Dembicki: A few years ago, I picked up from a local library a copy of ”American Indian Trickster Tales” by Alfonso Ortiz and Richard Erodes. I really enjoyed the book, from the spot illustrations to the mythic stories, which ranged from cute to bawdy. I’ve always had an interest in fairytales and similar culturally based stories where animals are personified. But I was never exposed to Native American stories. Schools and the American culture in general tend to focus on European-based stories. So to find something new, and something based on the indigenous people of this continent, was exciting. In fact, I wanted to draw some of the stories in comic book form, using different styles for different stories.
But the more I thought about it, the more I wanted the book to have an authentic feel, so I decided to contact various Native American storytellers to write stories based on their tribe’s or region’s trickster. I also decided to seek out various artists to work on the project. I just had a gut feeling this would be something so fresh and appealing that I would have no problems finding illustrators – and I didn’t.
Schmidt: How did the project proceed from initial concept to final product?
Dembicki: I read Oritz’s and Erodes’ book about five years ago. As I mulled over how I might pursue a project using trickster animals and beings, I did more research, visiting the Museum of Indian Arts and Culture in Santa Fe, N.M., as well as the National Museum of the American Indian in Washington, D.C. I immersed myself in all aspects of the Native American culture, but focused on storytelling. I still wasn’t sure how to proceed to how to contact prospective storytellers.
Finally, in July 2007, after talking with Little Foot Comics publisher Christian Beranek about what could be a good next project for the all-ages small-press publisher, I decided to take the plunge. I began contacting storytellers, using various sources, from personal to community/tribe Web sites, to attending regional pow wows and calling various museums, cultural centers, colleges – you name it.
It was especially tough in the early going, as many storytellers either didn’t have the time to participate or felt uneasy about being cold-called by someone they didn’t know and who was not Native American.

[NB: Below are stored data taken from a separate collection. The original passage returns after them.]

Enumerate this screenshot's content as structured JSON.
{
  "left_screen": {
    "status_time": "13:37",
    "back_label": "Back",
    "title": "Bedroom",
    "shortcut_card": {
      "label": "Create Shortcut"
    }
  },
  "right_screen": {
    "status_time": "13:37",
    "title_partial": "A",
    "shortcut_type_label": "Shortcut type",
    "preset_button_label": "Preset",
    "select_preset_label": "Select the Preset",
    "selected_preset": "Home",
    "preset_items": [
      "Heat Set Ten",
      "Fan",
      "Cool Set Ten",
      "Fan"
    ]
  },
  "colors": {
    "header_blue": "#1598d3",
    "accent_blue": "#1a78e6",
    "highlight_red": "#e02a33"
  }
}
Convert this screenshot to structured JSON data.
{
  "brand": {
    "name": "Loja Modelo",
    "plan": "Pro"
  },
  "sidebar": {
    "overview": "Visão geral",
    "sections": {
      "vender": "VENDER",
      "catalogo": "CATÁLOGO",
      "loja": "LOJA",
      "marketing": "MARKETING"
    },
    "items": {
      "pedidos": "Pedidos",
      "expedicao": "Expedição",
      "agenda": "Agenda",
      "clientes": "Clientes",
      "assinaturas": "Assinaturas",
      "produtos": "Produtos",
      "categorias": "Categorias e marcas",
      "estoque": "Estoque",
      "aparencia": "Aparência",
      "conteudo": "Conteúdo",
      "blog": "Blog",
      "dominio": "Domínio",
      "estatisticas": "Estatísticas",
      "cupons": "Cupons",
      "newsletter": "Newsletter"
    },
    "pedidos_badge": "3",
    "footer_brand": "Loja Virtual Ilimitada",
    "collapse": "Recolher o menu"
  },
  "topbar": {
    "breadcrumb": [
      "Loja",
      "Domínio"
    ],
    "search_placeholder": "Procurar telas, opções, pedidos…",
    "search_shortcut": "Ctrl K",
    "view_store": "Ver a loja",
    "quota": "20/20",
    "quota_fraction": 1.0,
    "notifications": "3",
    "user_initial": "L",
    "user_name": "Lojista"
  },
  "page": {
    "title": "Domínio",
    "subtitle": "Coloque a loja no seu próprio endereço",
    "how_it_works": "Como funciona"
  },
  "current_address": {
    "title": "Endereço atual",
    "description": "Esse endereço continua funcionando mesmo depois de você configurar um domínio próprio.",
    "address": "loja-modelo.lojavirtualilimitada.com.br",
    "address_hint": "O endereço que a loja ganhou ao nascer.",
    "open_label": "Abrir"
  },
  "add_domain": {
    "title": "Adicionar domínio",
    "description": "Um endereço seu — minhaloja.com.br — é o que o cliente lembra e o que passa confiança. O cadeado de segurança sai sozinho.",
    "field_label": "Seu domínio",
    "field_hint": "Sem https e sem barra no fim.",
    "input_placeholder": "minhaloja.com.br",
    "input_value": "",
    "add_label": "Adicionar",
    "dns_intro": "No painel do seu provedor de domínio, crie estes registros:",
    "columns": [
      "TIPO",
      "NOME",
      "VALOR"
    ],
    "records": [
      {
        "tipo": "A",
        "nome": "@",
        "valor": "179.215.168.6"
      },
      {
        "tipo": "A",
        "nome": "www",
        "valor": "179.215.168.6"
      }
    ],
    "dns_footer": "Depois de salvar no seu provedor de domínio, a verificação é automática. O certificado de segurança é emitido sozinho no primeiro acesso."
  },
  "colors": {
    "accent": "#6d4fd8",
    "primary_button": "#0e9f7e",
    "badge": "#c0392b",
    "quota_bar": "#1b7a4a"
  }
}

Luckily, I just had a graphic novel published through Little Foot, so I sent many of the storytellers a copy of the book, which seemed to ease their concerns.
I think from that point, just a professional and courtesy approach smoothed the rest of it over. Regarding artists, it was extremely difficult to find Native American illustrators exclusively. I did manage to find a handful (such as Ryan Huna Smith, Dimi Macheras, Roy Boney, Rand Arrington), but I felt I had to broaden my pool of artists to complete the project. And I’m glad I did that because it turned out to be a wonderful educational and cultural experience for all the participating artists, including myself.
In terms of designing the book, I decided to go with a square look – 9 inches by 9 inches – instead of the standard-size comic or graphic novel, which is about 6 inches by 10 inches. Although it’s a graphic novel/comic, it’s more than that. It’s something special that I hope transcends to the mainstream, to as many young kids and adults as possible.